Left Image: Shakiera Ibrahim (neighbor), and from DAAS is Arielle Chen, Elizabeth Ann James, and Stephen Ward (DAAS faculty) at ZCCD

Right Image: Haleem (left – ZCCD collaborator), Masimba Hwati (ZCCD), and the Center for World Performance Studies is Ingrid Racine, and Michael Gould at ZCCD.

The second phase of the Jit Exchange will focus on bringing bringing to full circle the project by bringing the dancers from Zimbabwe. The focus is to bring Franco Dakha aka Slomo with possibly one other dancer. Using the sound from the “first phase” of the Jit Exchange as the musical foundation, the collaborations will intersect with Detroit Jit dancers to explore the intersection of the two “jit” dances. This will be coordinated with Haleem Rasul and his Hardcore Detroit crew. During this ZCCD Research Residence, Slomo will similarly run workshops in several places within Detroit on Zimbabwe Jit derived dances.
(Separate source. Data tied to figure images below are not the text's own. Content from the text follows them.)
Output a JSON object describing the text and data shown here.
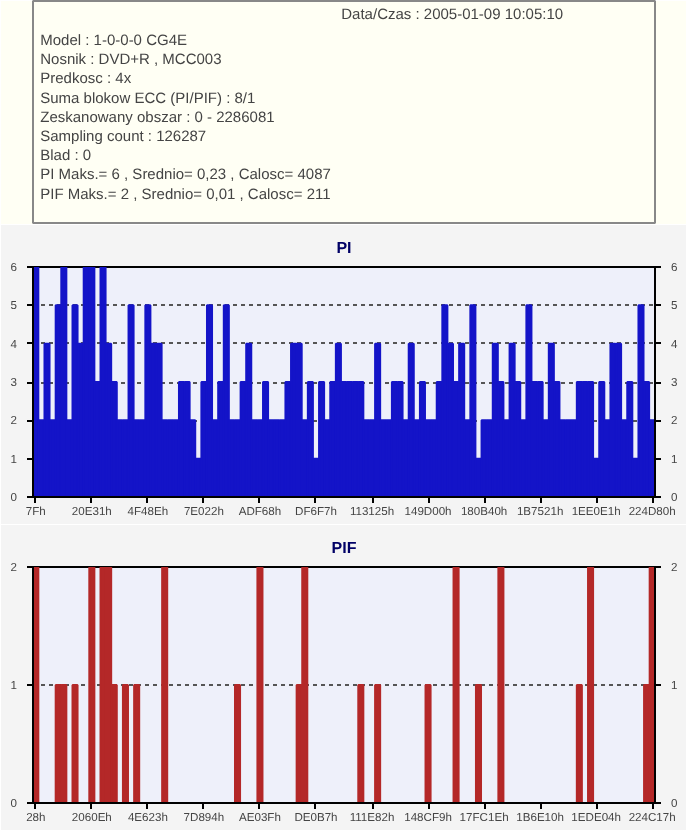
{
  "chart_data": [
    {
      "type": "bar",
      "title": "PI",
      "annotations": [
        "Data/Czas : 2005-01-09 10:05:10",
        "Model : 1-0-0-0 CG4E",
        "Nosnik : DVD+R , MCC003",
        "Predkosc : 4x",
        "Suma blokow ECC (PI/PIF) : 8/1",
        "Zeskanowany obszar : 0 - 2286081",
        "Sampling count : 126287",
        "Blad : 0",
        "PI Maks.= 6 , Srednio= 0,23 , Calosc= 4087",
        "PIF Maks.= 2 , Srednio= 0,01 , Calosc= 211"
      ],
      "categories": [
        "7Fh",
        null,
        null,
        null,
        null,
        null,
        null,
        null,
        null,
        null,
        "20E31h",
        null,
        null,
        null,
        null,
        null,
        null,
        null,
        null,
        null,
        "4F48Eh",
        null,
        null,
        null,
        null,
        null,
        null,
        null,
        null,
        null,
        "7E022h",
        null,
        null,
        null,
        null,
        null,
        null,
        null,
        null,
        null,
        "ADF68h",
        null,
        null,
        null,
        null,
        null,
        null,
        null,
        null,
        null,
        "DF6F7h",
        null,
        null,
        null,
        null,
        null,
        null,
        null,
        null,
        null,
        "113125h",
        null,
        null,
        null,
        null,
        null,
        null,
        null,
        null,
        null,
        "149D00h",
        null,
        null,
        null,
        null,
        null,
        null,
        null,
        null,
        null,
        "180B40h",
        null,
        null,
        null,
        null,
        null,
        null,
        null,
        null,
        null,
        "1B7521h",
        null,
        null,
        null,
        null,
        null,
        null,
        null,
        null,
        null,
        "1EE0E1h",
        null,
        null,
        null,
        null,
        null,
        null,
        null,
        null,
        null,
        "224D80h"
      ],
      "values": [
        6,
        2,
        4,
        2,
        5,
        6,
        2,
        5,
        4,
        6,
        6,
        3,
        6,
        4,
        3,
        2,
        2,
        5,
        2,
        2,
        5,
        4,
        4,
        2,
        2,
        2,
        3,
        3,
        2,
        1,
        3,
        5,
        2,
        3,
        5,
        2,
        2,
        3,
        4,
        2,
        2,
        3,
        2,
        2,
        2,
        3,
        4,
        4,
        2,
        3,
        1,
        3,
        2,
        3,
        4,
        3,
        3,
        3,
        3,
        2,
        2,
        4,
        2,
        2,
        3,
        3,
        2,
        4,
        2,
        3,
        2,
        2,
        3,
        5,
        4,
        3,
        4,
        2,
        5,
        1,
        2,
        2,
        4,
        3,
        2,
        4,
        3,
        2,
        5,
        3,
        3,
        2,
        4,
        3,
        2,
        2,
        2,
        3,
        3,
        3,
        1,
        3,
        2,
        4,
        4,
        2,
        3,
        1,
        5,
        3,
        2
      ],
      "color": "#1414c8",
      "ylim": [
        0,
        6
      ],
      "yticks": [
        0,
        1,
        2,
        3,
        4,
        5,
        6
      ],
      "y2lim": [
        0,
        6
      ],
      "y2ticks": [
        0,
        1,
        2,
        3,
        4,
        5,
        6
      ],
      "grid": "y"
    },
    {
      "type": "bar",
      "title": "PIF",
      "categories": [
        "28h",
        null,
        null,
        null,
        null,
        null,
        null,
        null,
        null,
        null,
        "2060Eh",
        null,
        null,
        null,
        null,
        null,
        null,
        null,
        null,
        null,
        "4E623h",
        null,
        null,
        null,
        null,
        null,
        null,
        null,
        null,
        null,
        "7D894h",
        null,
        null,
        null,
        null,
        null,
        null,
        null,
        null,
        null,
        "AE03Fh",
        null,
        null,
        null,
        null,
        null,
        null,
        null,
        null,
        null,
        "DE0B7h",
        null,
        null,
        null,
        null,
        null,
        null,
        null,
        null,
        null,
        "111E82h",
        null,
        null,
        null,
        null,
        null,
        null,
        null,
        null,
        null,
        "148CF9h",
        null,
        null,
        null,
        null,
        null,
        null,
        null,
        null,
        null,
        "17FC1Eh",
        null,
        null,
        null,
        null,
        null,
        null,
        null,
        null,
        null,
        "1B6E10h",
        null,
        null,
        null,
        null,
        null,
        null,
        null,
        null,
        null,
        "1EDE04h",
        null,
        null,
        null,
        null,
        null,
        null,
        null,
        null,
        null,
        "224C17h"
      ],
      "values": [
        2,
        0,
        0,
        0,
        1,
        1,
        0,
        1,
        0,
        0,
        2,
        0,
        2,
        2,
        1,
        0,
        1,
        0,
        1,
        0,
        0,
        0,
        0,
        2,
        0,
        0,
        0,
        0,
        0,
        0,
        0,
        0,
        0,
        0,
        0,
        0,
        1,
        0,
        0,
        0,
        2,
        0,
        0,
        0,
        0,
        0,
        0,
        1,
        2,
        0,
        0,
        0,
        0,
        0,
        0,
        0,
        0,
        0,
        1,
        0,
        0,
        1,
        0,
        0,
        0,
        0,
        0,
        0,
        0,
        0,
        1,
        0,
        0,
        0,
        0,
        2,
        0,
        0,
        0,
        1,
        0,
        0,
        0,
        2,
        0,
        0,
        0,
        0,
        0,
        0,
        0,
        0,
        0,
        0,
        0,
        0,
        0,
        1,
        0,
        2,
        0,
        0,
        0,
        0,
        0,
        0,
        0,
        0,
        0,
        1,
        2
      ],
      "color": "#b42828",
      "ylim": [
        0,
        2
      ],
      "yticks": [
        0,
        1,
        2
      ],
      "y2lim": [
        0,
        2
      ],
      "y2ticks": [
        0,
        1,
        2
      ],
      "grid": "y"
    }
  ]
}
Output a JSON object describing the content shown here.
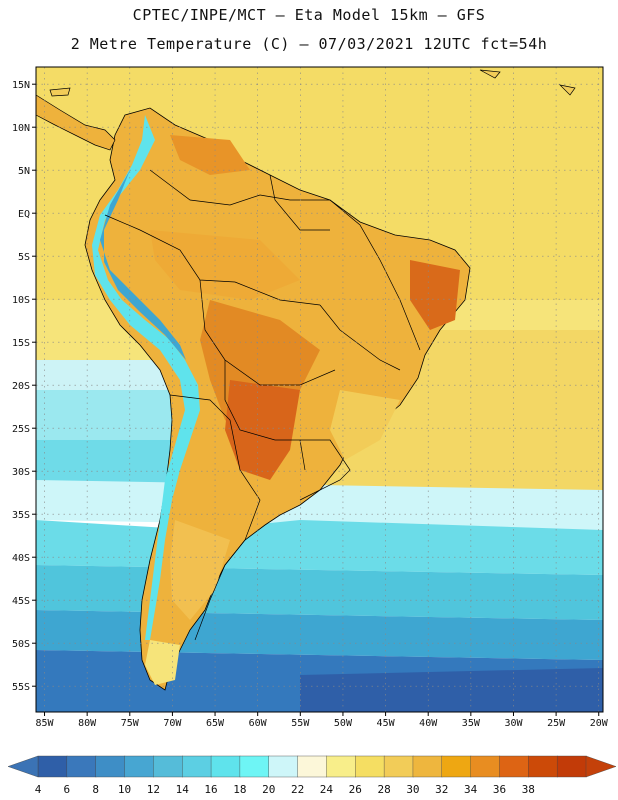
{
  "title_line1": "CPTEC/INPE/MCT –  Eta Model 15km – GFS",
  "title_line2": "2 Metre Temperature (C) – 07/03/2021 12UTC fct=54h",
  "chart_data": {
    "type": "heatmap",
    "title": "2 Metre Temperature (C)",
    "model": "CPTEC/INPE/MCT Eta Model 15km - GFS",
    "run": "07/03/2021 12UTC",
    "forecast": "fct=54h",
    "units": "C",
    "lon_range": [
      -86,
      -19.5
    ],
    "lat_range": [
      -58,
      17
    ],
    "x_ticks": [
      "85W",
      "80W",
      "75W",
      "70W",
      "65W",
      "60W",
      "55W",
      "50W",
      "45W",
      "40W",
      "35W",
      "30W",
      "25W",
      "20W"
    ],
    "x_tick_values": [
      -85,
      -80,
      -75,
      -70,
      -65,
      -60,
      -55,
      -50,
      -45,
      -40,
      -35,
      -30,
      -25,
      -20
    ],
    "y_ticks": [
      "15N",
      "10N",
      "5N",
      "EQ",
      "5S",
      "10S",
      "15S",
      "20S",
      "25S",
      "30S",
      "35S",
      "40S",
      "45S",
      "50S",
      "55S"
    ],
    "y_tick_values": [
      15,
      10,
      5,
      0,
      -5,
      -10,
      -15,
      -20,
      -25,
      -30,
      -35,
      -40,
      -45,
      -50,
      -55
    ],
    "colorbar_labels": [
      "4",
      "6",
      "8",
      "10",
      "12",
      "14",
      "16",
      "18",
      "20",
      "22",
      "24",
      "26",
      "28",
      "30",
      "32",
      "34",
      "36",
      "38"
    ],
    "colorbar_colors": [
      "#2f5fa8",
      "#3a78bb",
      "#3e8ec6",
      "#47a6d2",
      "#55bcd9",
      "#5ccfe3",
      "#5fe3ec",
      "#6ef5f5",
      "#cef6f9",
      "#fcf7d9",
      "#f8ee8a",
      "#f5de62",
      "#f2cc58",
      "#eeb63e",
      "#eea712",
      "#e88d21",
      "#dd6414",
      "#cc4a08",
      "#c23b08"
    ],
    "colorbar_endcaps": [
      "#3b73b5",
      "#c4410a"
    ]
  }
}
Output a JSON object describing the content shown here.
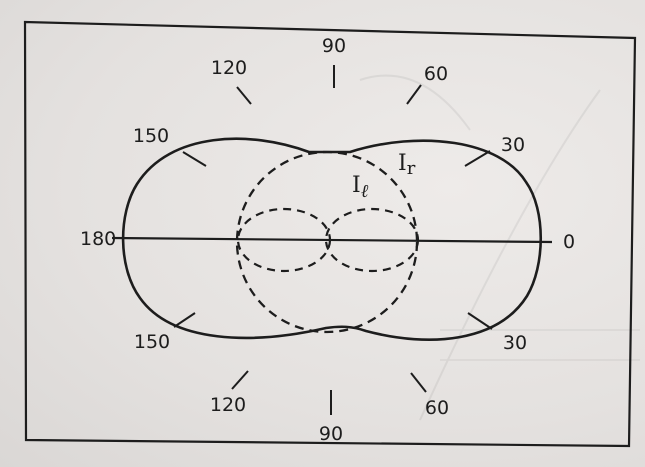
{
  "angles": {
    "a0": "0",
    "a30_upper": "30",
    "a60_upper": "60",
    "a90_upper": "90",
    "a120_upper": "120",
    "a150_upper": "150",
    "a180": "180",
    "a150_lower": "150",
    "a120_lower": "120",
    "a90_lower": "90",
    "a60_lower": "60",
    "a30_lower": "30"
  },
  "curves": {
    "left_label_main": "I",
    "left_label_sub": "ℓ",
    "right_label_main": "I",
    "right_label_sub": "r"
  },
  "colors": {
    "ink": "#1d1d1d",
    "paper": "#e9e6e4"
  }
}
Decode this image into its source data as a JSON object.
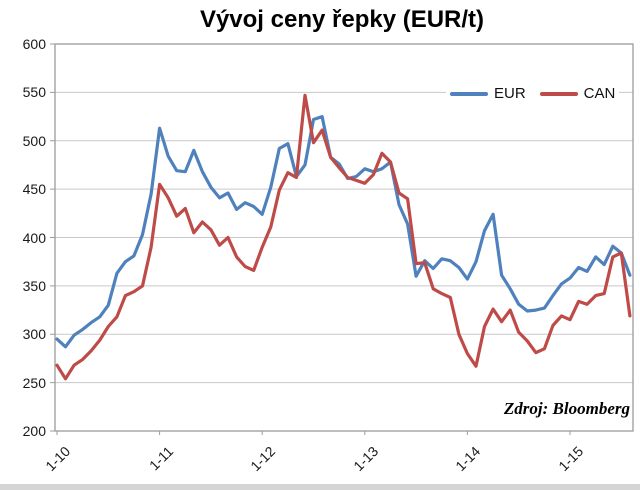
{
  "title": "Vývoj ceny řepky (EUR/t)",
  "source_note": "Zdroj: Bloomberg",
  "legend": [
    {
      "label": "EUR",
      "color": "#4F81BD"
    },
    {
      "label": "CAN",
      "color": "#BE4B48"
    }
  ],
  "colors": {
    "eur_line": "#4F81BD",
    "can_line": "#BE4B48",
    "gridline": "#c9c9c9",
    "plot_border": "#9c9c9c",
    "text": "#1a1a1a"
  },
  "chart_data": {
    "type": "line",
    "title": "Vývoj ceny řepky (EUR/t)",
    "xlabel": "",
    "ylabel": "",
    "ylim": [
      200,
      600
    ],
    "y_ticks": [
      200,
      250,
      300,
      350,
      400,
      450,
      500,
      550,
      600
    ],
    "x_tick_labels": [
      "1-10",
      "1-11",
      "1-12",
      "1-13",
      "1-14",
      "1-15"
    ],
    "grid": "horizontal",
    "legend_position": "top-right-inside",
    "x": [
      "2010-01",
      "2010-02",
      "2010-03",
      "2010-04",
      "2010-05",
      "2010-06",
      "2010-07",
      "2010-08",
      "2010-09",
      "2010-10",
      "2010-11",
      "2010-12",
      "2011-01",
      "2011-02",
      "2011-03",
      "2011-04",
      "2011-05",
      "2011-06",
      "2011-07",
      "2011-08",
      "2011-09",
      "2011-10",
      "2011-11",
      "2011-12",
      "2012-01",
      "2012-02",
      "2012-03",
      "2012-04",
      "2012-05",
      "2012-06",
      "2012-07",
      "2012-08",
      "2012-09",
      "2012-10",
      "2012-11",
      "2012-12",
      "2013-01",
      "2013-02",
      "2013-03",
      "2013-04",
      "2013-05",
      "2013-06",
      "2013-07",
      "2013-08",
      "2013-09",
      "2013-10",
      "2013-11",
      "2013-12",
      "2014-01",
      "2014-02",
      "2014-03",
      "2014-04",
      "2014-05",
      "2014-06",
      "2014-07",
      "2014-08",
      "2014-09",
      "2014-10",
      "2014-11",
      "2014-12",
      "2015-01",
      "2015-02",
      "2015-03",
      "2015-04",
      "2015-05",
      "2015-06",
      "2015-07",
      "2015-08"
    ],
    "series": [
      {
        "name": "EUR",
        "color": "#4F81BD",
        "values": [
          295,
          287,
          299,
          305,
          312,
          318,
          330,
          363,
          375,
          381,
          403,
          445,
          513,
          484,
          469,
          468,
          490,
          468,
          452,
          441,
          446,
          429,
          436,
          432,
          424,
          452,
          492,
          497,
          463,
          475,
          522,
          525,
          483,
          476,
          461,
          463,
          471,
          468,
          471,
          478,
          434,
          414,
          360,
          376,
          368,
          378,
          376,
          369,
          357,
          375,
          407,
          424,
          361,
          347,
          331,
          324,
          325,
          327,
          340,
          352,
          358,
          369,
          365,
          380,
          372,
          391,
          384,
          361
        ]
      },
      {
        "name": "CAN",
        "color": "#BE4B48",
        "values": [
          268,
          254,
          268,
          274,
          283,
          294,
          308,
          318,
          340,
          344,
          350,
          390,
          455,
          441,
          422,
          430,
          405,
          416,
          408,
          392,
          400,
          380,
          370,
          366,
          390,
          411,
          449,
          467,
          462,
          547,
          498,
          511,
          483,
          472,
          462,
          459,
          456,
          465,
          487,
          478,
          446,
          440,
          373,
          374,
          347,
          342,
          338,
          300,
          280,
          267,
          308,
          326,
          313,
          325,
          302,
          293,
          281,
          285,
          309,
          319,
          315,
          334,
          331,
          340,
          342,
          380,
          384,
          319
        ]
      }
    ]
  }
}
Accompanying Slomo will be Kumbulani Zamuchiya, who is a documentary film maker and he will combine film from Haleem’s Zimbabwe Research in 2015 with video taken from Phase One with Mono, and their visit in 2019 to finish the Jit Exchange documentary. There will be other guests such as Plot Mhako who will be invited to present a synopsis of 20th to 21stcentury Zimbabwe cultural practices.



Left Image: Plot Mhako (left) and Kumbulani Zamuchiya (right) at the Zim Dance Halle Summit 2018, Harare.